En croissance depuis quatre ans, la finance islamique affiche des volumes en nette progression. Pourtant, elle reste encore très loin derrière l’épargne traditionnelle, qui continue de concentrer l’essentiel des dépôts des Algériens.
Depuis son lancement à grande échelle en 2020, la finance islamique a mobilisé plus de 900 milliards de dinars, dont 506 milliards en dépôts et 437 milliards en financements. Douze établissements, dont deux exclusivement islamiques, proposent désormais ces produits. Le secteur comptait 745 000 comptes ouverts à la fin septembre 2024.
Cette progression reste néanmoins modeste si on la compare à l’épargne classique. Les seuls comptes d’Algérie Poste rassemblent 1348 milliards de dinars. En ajoutant les dépôts aux CCP et au Trésor, le total atteint 2 126 milliards. Quant au système bancaire traditionnel, il comptabilise 13,7 millions de comptes en dinars, soit près de dix-huit fois plus que l’ensemble de la finance islamique.
Des rendements sans véritable avantage
Dans les banques classiques, les taux de rémunération oscillent entre 2,5 % et 4,5 %, selon les montants déposés. La Banque nationale d’Algérie applique 2,5 % pour l’épargne standard et jusqu’à 4,5 % pour les dépôts dépassant 200 millions de dinars. La Banque de développement local propose une grille allant de 2,5 % à 3,8 %.
Les produits islamiques, censés se distinguer par un mécanisme de partage des profits, offrent en réalité des rendements très proches de ceux des banques conventionnelles. Cette quasi-équivalence réduit leur attractivité, notamment quand les taux effectifs des crédits classiques varient de 5,7 % pour le long terme à plus de 10 % pour la consommation.
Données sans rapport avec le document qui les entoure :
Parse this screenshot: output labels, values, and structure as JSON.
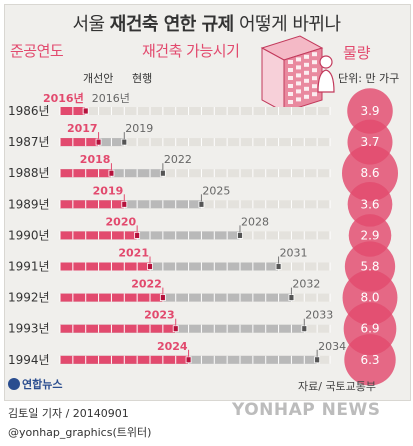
{
  "title_parts": [
    "서울 ",
    "재건축 연한 규제",
    " 어떻게 바뀌나"
  ],
  "headers": {
    "year": "준공연도",
    "available": "재건축 가능시기",
    "quantity": "물량"
  },
  "legend": {
    "improved": "개선안",
    "current": "현행"
  },
  "unit": "단위: 만 가구",
  "source": "자료/ 국토교통부",
  "credit": "김토일 기자 / 20140901",
  "handle": "@yonhap_graphics(트위터)",
  "logo_text": "연합뉴스",
  "watermark": "YONHAP NEWS",
  "colors": {
    "accent": "#e24a6e",
    "bar_gray": "#b9b9b9",
    "bubble": "#e24a6e"
  },
  "chart_data": {
    "type": "bar",
    "categories": [
      "1986년",
      "1987년",
      "1988년",
      "1989년",
      "1990년",
      "1991년",
      "1992년",
      "1993년",
      "1994년"
    ],
    "build_years": [
      1986,
      1987,
      1988,
      1989,
      1990,
      1991,
      1992,
      1993,
      1994
    ],
    "series": [
      {
        "name": "개선안",
        "values": [
          2016,
          2017,
          2018,
          2019,
          2020,
          2021,
          2022,
          2023,
          2024
        ]
      },
      {
        "name": "현행",
        "values": [
          2016,
          2019,
          2022,
          2025,
          2028,
          2031,
          2032,
          2033,
          2034
        ]
      }
    ],
    "value_labels": {
      "improved": [
        "2016년",
        "2017",
        "2018",
        "2019",
        "2020",
        "2021",
        "2022",
        "2023",
        "2024"
      ],
      "current": [
        "2016년",
        "2019",
        "2022",
        "2025",
        "2028",
        "2031",
        "2032",
        "2033",
        "2034"
      ]
    },
    "quantity": {
      "labels": [
        "3.9",
        "3.7",
        "8.6",
        "3.6",
        "2.9",
        "5.8",
        "8.0",
        "6.9",
        "6.3"
      ],
      "values": [
        3.9,
        3.7,
        8.6,
        3.6,
        2.9,
        5.8,
        8.0,
        6.9,
        6.3
      ]
    }
  }
}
Un impact économique limité
La structure des financements islamiques montre une forte concentration : environ 70 % sont dirigés vers l’immobilier et le commerce, contre seulement 20 % pour des activités productives. L’effet attendu en matière d’inclusion financière reste également faible. Selon les données disponibles, quatre nouveaux clients sur cinq étaient déjà bancarisés avant d’ouvrir un compte islamique.
L’épargne classique, bien qu’imposante, souffre de ses propres limites. Malgré l’ampleur des dépôts, leur utilisation reste faible. Seuls 44 % des adultes possèdent un compte bancaire en Algérie, contre 70 % en Tunisie et 60 % au Maroc. Une partie importante de l’épargne nationale demeure donc immobilisée dans les CCP ou circule en dehors du système bancaire, sans être réinvestie dans l’économie.
Une dynamique mondiale mais marginale
À l’échelle internationale, la finance islamique enregistre une croissance annuelle estimée à 15 % et pourrait atteindre 4 940 milliards de dollars d’actifs en 2025. Mais son poids reste très limité comparé aux 360 000 milliards d’actifs financiers du système conventionnel.
En Algérie, l’essor de la finance islamique traduit surtout l’effort des banques pour diversifier leur offre et répondre à la demande d’une partie de la clientèle. Mais son rôle économique demeure restreint. Quant à l’épargne classique, elle reste massive mais insuffisamment orientée vers l’investissement.